I remain amazed at what a distinctive screen presence Giamatti has and how much he brings to each role that isn't on the page. He is a master at depicting disheveled, broken-hearted men who feel like losers no matter how much success they have actually attained (he even achieved this when playing John Adams). This film might have seemed an unforgiving cautionary tale with someone else in the role, but Giamatti draws out the raw humanity of the story. The film cruises quickly between broad comedy and stark tragedy, and Giamatti handles every tonal shift with perfection. His Golden Globe nomination for the role was certainly deserved.
However, Giamatti is surrounded by a host of talented supporting players who each brings something special to the table. The best of these is Dustin Hoffman, who hits such delightful comic notes in his role as Barney's amusingly oblivious father ("This is wonderful chicken," he remarks while munching on fish at the home of Barney's wealthy in-laws). In Hoffman's performance we see hints of Barney's own strengths and weaknesses, though the father seems far less troubled by his personal problems than the son. Rosamund Pike (An Education) also does splendid work as the one true love of Barney's life. She feels for him, but this seems fueled as much by pity as by desire. Pike hits some interesting notes as she essays what is essentially a decades-long act of kindness.
Impressing in even smaller roles: a confused Minnie Driver (The Riches) as Barney's second wife, an impossibly handsome and hilariously pretentious Bruce Greenwood (Star Trek (2009)) as a man Barney feels more than a little threatened by, Mark Addy (Game of Thrones) as an overbearing detective and Scott Speedman (The Strangers) as one of Barney's close friends. I was also pleasantly surprised to discover fun cameos by Canadian directors David Cronenberg and Atom Egoyan (playing unenthusiastic directors of Barney's awful TV soap opera).
Barney's Version arrives on Blu-ray sporting a handsome 1080p/2.35:1 transfer. The film spans several decades and this hi-def transfer allows the viewer to fully appreciate the subtle production design and makeup work done during the assorted periods of Barney's life. Detail is excellent throughout, blacks are deep and inky, contrast is impressive and a warm layer of natural grain has been left intact. This is a sharp-looking movie. Audio is sturdy, with a well-chosen blend of familiar but unpredictable pop tunes easing us through the non-linear structure and dialogue coming through with clarity. Crowd scenes and party scenes offer impressively immersive sound design, too. The score comes through with strength, but does veer into syrupy territory a bit too frequently.

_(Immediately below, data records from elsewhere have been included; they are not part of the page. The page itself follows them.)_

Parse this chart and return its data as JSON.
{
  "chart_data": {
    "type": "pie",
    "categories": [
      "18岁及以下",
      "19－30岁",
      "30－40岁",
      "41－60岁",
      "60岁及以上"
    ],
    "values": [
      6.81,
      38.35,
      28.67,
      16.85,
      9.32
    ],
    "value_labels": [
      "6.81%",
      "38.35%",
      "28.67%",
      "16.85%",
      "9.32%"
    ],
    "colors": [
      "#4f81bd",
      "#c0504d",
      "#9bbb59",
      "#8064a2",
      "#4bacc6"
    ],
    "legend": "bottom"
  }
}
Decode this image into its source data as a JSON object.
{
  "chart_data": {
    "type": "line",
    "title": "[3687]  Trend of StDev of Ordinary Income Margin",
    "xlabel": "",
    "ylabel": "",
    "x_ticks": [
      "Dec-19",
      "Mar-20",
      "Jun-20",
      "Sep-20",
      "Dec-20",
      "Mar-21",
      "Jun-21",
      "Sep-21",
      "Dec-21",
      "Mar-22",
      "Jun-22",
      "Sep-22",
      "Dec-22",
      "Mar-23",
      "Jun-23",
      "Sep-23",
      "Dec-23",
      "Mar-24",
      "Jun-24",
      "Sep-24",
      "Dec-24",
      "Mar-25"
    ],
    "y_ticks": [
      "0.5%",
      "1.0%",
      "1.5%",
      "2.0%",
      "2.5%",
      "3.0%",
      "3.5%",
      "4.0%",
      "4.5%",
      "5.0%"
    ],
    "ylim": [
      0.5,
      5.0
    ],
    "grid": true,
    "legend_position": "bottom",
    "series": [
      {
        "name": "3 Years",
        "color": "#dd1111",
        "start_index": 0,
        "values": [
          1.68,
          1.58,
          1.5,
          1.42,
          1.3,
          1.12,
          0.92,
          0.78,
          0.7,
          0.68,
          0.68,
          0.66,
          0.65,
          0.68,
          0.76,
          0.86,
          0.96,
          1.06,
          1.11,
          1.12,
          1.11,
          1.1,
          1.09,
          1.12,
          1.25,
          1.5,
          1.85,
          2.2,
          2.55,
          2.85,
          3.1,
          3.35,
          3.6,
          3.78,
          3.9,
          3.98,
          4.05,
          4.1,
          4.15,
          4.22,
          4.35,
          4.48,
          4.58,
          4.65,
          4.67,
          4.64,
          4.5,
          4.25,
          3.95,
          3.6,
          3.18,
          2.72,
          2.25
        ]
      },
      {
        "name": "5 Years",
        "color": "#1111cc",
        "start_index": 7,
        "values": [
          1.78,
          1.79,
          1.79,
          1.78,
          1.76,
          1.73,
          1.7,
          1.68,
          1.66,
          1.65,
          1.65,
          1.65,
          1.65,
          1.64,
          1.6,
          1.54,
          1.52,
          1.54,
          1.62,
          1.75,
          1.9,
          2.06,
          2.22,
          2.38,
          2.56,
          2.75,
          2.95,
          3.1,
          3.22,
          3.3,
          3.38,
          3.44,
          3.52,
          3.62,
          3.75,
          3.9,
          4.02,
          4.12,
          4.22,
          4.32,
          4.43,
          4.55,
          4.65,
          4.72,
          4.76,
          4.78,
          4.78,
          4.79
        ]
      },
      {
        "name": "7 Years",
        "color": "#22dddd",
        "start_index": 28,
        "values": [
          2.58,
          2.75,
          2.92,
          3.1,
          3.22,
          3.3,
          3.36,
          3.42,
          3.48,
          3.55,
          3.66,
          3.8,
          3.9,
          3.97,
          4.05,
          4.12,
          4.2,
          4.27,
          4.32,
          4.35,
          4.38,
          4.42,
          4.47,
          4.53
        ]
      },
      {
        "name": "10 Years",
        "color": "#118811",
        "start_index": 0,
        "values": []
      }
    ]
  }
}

Extras include a commentary with Lewis, producer Robert Lantos and writer Michael Konyves, a Q&A session with Giamatti and Annette Insdorf, some red carpet footage, an interview with novelist Mordecai Richler and an EPK-style featurette called "Behind the Scenes of Barney's Version." You also get a DVD copy of the film.
Emotionally involving, frequently entertaining and superbly acted, Barney's Version is well worth checking out.